Media purges at the door
There are signs that the latest purge of Ukraine’s information realm is beginning. The Verkhovna Rada did not pass a draft law which would impose a moratorium on checks of media outlets during the election campaign.
This means that the authorities have left themselves an administrative lever of influence as soon as journalists, in the view of those in power, overstep the line, they can expect to be graced with a check. Whether they’re closed, or just fined, they won’t be left to work in peace.
These are for no only guesses. Yet in Kharkiv they’ve got down to business. The broadcasters ATN, Fora and A/TVK were swiftly closed. In all cases this was done in the most flagrant manner – they simply cut them off. And then they called in the sanitary hygiene service and other bodies. For all the differences, these closed TV broadcasters had one thing in common: they weren’t afraid of criticizing the authorities.
This could obviously not fail to concern civic organizations defending freedom of speech in Ukraine. On 27 September the civic movement Stop Censorship led a delegation of members of NGOs to Kharkvi. It met with representatives of the closed TV broadcasters, Kharkiv journalists and the Mayor Gennady Kernes. The delegation included David Stulik, observer from the EU Office in Ukraine.
During a meeting lasting over an hour and a half with Gennady Kernes no conversation on the substantive issue transpired. The Mayor did everything to avoid answering specific questions. For example he was asked about a conflict of interests concerning him as owner of the TV channel “Tonis” which until recently shared frequencies with A/TVK, of the channels closed down. His Deputy, Marina Stamatina also owns part of the shares. Mr Kernes responded with a flood of words about his legal education and assurances that he knows the law and doesn’t break it.
The most substantive was his claim that he as the head of the city authorities cannot interfere in the relations of his own channels. They’re supposedly just arguing among themselves, and the authorities should be answerable. The members of the delegation did not accept this argument. In their statement they noted that they do not share the view that the removal from air of the three TV channels was solely linked with their economic relations.
Mr Kernes and his press service were also caught not telling the truth several times. The most striking example was his assertion that the delegation had not been interested in documents offered by the Mayor. Kernes had in fact promised to provide documentation to back his position, but nobody saw any sign of these documents. This was unlike the TV channels who presented their documents.

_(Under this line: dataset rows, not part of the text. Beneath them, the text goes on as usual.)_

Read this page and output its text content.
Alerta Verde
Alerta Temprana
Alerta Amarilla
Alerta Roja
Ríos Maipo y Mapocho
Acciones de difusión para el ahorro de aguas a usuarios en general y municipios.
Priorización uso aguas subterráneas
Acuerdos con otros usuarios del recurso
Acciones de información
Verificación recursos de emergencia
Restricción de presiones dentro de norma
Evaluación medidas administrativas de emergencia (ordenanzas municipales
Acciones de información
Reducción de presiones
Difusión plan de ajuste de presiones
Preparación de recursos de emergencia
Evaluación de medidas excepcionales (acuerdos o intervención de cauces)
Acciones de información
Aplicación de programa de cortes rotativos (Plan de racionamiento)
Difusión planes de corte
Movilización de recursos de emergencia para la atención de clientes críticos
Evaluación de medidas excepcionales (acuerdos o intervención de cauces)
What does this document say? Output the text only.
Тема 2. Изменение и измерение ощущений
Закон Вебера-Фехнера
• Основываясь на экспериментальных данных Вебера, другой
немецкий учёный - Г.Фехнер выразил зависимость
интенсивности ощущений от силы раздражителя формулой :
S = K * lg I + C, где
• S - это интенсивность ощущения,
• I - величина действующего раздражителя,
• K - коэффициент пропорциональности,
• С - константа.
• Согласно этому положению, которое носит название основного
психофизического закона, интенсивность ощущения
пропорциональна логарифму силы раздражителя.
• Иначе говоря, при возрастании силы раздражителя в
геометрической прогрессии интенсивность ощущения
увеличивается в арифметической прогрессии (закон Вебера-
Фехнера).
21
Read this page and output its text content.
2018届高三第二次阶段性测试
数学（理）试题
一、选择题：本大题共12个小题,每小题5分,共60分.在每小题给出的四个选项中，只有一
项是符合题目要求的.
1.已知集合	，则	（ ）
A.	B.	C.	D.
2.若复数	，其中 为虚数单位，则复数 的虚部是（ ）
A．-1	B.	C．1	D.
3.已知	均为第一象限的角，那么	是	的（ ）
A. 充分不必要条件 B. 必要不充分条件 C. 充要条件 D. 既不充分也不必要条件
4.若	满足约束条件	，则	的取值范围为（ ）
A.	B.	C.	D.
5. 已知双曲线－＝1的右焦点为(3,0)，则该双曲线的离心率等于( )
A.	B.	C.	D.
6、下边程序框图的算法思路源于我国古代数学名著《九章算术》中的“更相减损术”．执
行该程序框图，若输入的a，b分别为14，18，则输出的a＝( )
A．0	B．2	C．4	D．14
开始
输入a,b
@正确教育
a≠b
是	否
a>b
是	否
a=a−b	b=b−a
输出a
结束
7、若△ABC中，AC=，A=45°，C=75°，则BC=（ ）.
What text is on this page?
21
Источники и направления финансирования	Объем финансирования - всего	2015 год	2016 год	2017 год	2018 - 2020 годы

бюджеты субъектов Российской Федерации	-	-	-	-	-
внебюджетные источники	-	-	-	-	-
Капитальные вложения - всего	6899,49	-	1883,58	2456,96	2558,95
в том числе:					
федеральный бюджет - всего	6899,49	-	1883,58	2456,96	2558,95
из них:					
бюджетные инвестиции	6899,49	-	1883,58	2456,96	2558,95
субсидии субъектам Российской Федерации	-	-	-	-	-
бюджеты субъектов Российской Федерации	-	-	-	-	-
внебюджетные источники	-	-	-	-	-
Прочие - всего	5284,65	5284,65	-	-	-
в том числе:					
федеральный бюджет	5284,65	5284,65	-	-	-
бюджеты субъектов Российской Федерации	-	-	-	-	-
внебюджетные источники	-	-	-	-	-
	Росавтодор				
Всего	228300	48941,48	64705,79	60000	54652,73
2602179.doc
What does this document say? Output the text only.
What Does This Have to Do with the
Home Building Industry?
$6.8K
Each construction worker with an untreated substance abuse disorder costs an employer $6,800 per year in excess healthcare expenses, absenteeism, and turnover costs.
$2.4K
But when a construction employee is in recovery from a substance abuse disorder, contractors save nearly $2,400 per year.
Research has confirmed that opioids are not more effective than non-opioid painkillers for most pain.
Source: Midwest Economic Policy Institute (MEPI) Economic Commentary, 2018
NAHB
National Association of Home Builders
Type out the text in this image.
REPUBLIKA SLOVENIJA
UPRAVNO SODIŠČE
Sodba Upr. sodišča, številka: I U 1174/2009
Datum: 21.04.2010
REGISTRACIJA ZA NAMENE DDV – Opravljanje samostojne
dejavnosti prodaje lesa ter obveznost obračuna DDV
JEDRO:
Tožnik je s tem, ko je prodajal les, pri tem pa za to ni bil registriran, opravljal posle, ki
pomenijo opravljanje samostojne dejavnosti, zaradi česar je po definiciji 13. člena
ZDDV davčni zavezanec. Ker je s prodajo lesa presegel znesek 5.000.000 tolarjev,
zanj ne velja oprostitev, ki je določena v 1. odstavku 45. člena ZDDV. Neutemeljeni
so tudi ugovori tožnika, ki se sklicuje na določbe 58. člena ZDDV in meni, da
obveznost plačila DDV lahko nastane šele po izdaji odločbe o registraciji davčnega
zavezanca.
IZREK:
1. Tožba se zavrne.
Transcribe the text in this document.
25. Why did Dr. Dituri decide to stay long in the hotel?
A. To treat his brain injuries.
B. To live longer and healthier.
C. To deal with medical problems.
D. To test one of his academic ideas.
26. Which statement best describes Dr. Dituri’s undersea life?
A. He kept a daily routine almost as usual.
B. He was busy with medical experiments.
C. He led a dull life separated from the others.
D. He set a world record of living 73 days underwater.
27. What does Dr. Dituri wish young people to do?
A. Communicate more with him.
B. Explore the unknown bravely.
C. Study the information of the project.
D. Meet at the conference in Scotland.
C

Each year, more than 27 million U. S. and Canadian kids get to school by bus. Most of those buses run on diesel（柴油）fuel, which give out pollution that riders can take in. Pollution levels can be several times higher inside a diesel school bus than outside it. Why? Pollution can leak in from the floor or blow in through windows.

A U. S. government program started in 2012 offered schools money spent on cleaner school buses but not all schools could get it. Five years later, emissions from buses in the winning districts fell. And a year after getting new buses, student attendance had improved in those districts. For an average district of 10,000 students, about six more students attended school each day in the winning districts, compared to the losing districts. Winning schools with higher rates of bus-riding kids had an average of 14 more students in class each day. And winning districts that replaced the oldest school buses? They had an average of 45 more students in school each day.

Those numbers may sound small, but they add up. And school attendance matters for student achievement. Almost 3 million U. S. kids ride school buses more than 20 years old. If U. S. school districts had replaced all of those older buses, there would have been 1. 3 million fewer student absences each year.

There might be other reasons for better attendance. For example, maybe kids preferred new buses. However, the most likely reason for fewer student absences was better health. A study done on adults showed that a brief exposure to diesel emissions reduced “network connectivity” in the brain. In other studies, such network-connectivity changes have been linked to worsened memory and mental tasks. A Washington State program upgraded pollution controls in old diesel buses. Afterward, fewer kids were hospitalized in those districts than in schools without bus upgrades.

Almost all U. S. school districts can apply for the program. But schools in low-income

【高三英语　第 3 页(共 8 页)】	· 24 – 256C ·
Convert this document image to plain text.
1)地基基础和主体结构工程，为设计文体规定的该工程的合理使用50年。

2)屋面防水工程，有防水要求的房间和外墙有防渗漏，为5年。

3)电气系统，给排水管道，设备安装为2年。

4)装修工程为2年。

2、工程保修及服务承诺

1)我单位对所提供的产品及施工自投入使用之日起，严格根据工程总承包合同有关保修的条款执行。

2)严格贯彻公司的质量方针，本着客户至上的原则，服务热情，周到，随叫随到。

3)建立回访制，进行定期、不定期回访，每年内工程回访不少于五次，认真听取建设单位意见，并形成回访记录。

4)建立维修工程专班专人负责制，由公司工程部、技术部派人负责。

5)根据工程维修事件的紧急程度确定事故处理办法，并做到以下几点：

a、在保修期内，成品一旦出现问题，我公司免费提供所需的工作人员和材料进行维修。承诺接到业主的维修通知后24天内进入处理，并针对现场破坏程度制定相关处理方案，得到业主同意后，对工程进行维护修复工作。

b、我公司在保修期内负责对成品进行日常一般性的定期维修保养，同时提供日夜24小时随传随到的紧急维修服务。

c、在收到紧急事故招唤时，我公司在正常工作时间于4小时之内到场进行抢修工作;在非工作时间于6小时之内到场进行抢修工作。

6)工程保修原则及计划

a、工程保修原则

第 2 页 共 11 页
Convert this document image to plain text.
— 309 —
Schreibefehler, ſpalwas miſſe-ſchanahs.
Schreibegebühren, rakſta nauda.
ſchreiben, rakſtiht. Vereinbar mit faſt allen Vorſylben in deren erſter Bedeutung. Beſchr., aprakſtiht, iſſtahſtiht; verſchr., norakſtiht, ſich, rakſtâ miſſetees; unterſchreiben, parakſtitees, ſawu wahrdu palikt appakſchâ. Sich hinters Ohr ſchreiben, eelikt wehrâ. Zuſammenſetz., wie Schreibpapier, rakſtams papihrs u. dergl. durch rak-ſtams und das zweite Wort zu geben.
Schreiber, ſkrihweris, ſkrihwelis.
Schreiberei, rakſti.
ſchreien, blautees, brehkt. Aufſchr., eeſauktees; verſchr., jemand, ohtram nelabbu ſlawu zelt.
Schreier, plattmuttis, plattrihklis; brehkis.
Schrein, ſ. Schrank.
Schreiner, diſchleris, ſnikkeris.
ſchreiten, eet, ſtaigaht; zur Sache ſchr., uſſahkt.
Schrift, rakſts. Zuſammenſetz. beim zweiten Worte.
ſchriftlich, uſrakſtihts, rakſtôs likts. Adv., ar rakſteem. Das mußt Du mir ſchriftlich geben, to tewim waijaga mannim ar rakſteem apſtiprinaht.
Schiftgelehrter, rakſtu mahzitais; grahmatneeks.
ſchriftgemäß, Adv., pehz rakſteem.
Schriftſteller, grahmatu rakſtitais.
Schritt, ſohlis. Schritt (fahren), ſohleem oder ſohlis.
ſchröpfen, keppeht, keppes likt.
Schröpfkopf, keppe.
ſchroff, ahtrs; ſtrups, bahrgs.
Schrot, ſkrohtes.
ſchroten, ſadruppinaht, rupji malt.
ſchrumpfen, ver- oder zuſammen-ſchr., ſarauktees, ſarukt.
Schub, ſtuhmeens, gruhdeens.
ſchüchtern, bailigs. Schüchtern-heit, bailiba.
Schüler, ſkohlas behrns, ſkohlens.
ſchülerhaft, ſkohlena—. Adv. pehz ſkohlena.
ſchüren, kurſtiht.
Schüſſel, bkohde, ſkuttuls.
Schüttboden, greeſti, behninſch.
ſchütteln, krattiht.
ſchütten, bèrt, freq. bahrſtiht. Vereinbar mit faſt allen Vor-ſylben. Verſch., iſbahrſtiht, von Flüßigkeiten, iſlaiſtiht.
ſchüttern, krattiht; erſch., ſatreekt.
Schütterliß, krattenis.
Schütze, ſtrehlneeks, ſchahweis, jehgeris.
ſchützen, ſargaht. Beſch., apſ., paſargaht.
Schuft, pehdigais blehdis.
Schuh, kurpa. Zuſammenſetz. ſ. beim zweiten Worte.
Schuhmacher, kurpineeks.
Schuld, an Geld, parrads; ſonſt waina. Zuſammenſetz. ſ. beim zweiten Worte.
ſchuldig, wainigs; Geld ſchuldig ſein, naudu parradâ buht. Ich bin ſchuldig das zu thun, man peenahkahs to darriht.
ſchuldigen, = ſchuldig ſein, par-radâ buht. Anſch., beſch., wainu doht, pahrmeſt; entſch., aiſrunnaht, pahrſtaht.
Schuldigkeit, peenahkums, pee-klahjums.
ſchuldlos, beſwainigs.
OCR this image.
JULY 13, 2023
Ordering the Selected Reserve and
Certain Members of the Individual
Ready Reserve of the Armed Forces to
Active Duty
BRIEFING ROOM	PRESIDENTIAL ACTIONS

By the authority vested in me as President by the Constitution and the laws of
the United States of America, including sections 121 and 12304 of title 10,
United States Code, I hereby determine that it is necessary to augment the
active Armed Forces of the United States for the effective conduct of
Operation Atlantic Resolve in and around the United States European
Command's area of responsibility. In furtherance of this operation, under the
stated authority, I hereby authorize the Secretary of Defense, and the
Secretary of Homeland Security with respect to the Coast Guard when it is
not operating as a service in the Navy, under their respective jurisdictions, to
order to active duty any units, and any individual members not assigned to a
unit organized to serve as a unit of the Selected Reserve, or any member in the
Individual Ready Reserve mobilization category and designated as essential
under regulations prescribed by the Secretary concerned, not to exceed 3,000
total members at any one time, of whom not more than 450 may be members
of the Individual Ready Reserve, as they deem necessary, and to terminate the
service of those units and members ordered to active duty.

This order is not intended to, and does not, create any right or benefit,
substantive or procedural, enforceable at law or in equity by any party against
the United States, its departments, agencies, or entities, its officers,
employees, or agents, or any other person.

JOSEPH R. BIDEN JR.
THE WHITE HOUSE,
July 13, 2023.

It is hard to say whether on instructions from above or at their own initiative, but the Kharkiv authorities have demonstrated a model of behaviour with respect to the media. To begin with the providers whom the authorities can influence, or the regulatory bodies remove you from air or deprive you of the opportunity to print material which the authorities don’t like. And then the authorities pretend that it’s got nothing to do with them. In that way only those media outlets which “like” the authorities and write nice things about them remain in the information realm.
If this experiment works in Kharkiv, it will spread to the whole of the country.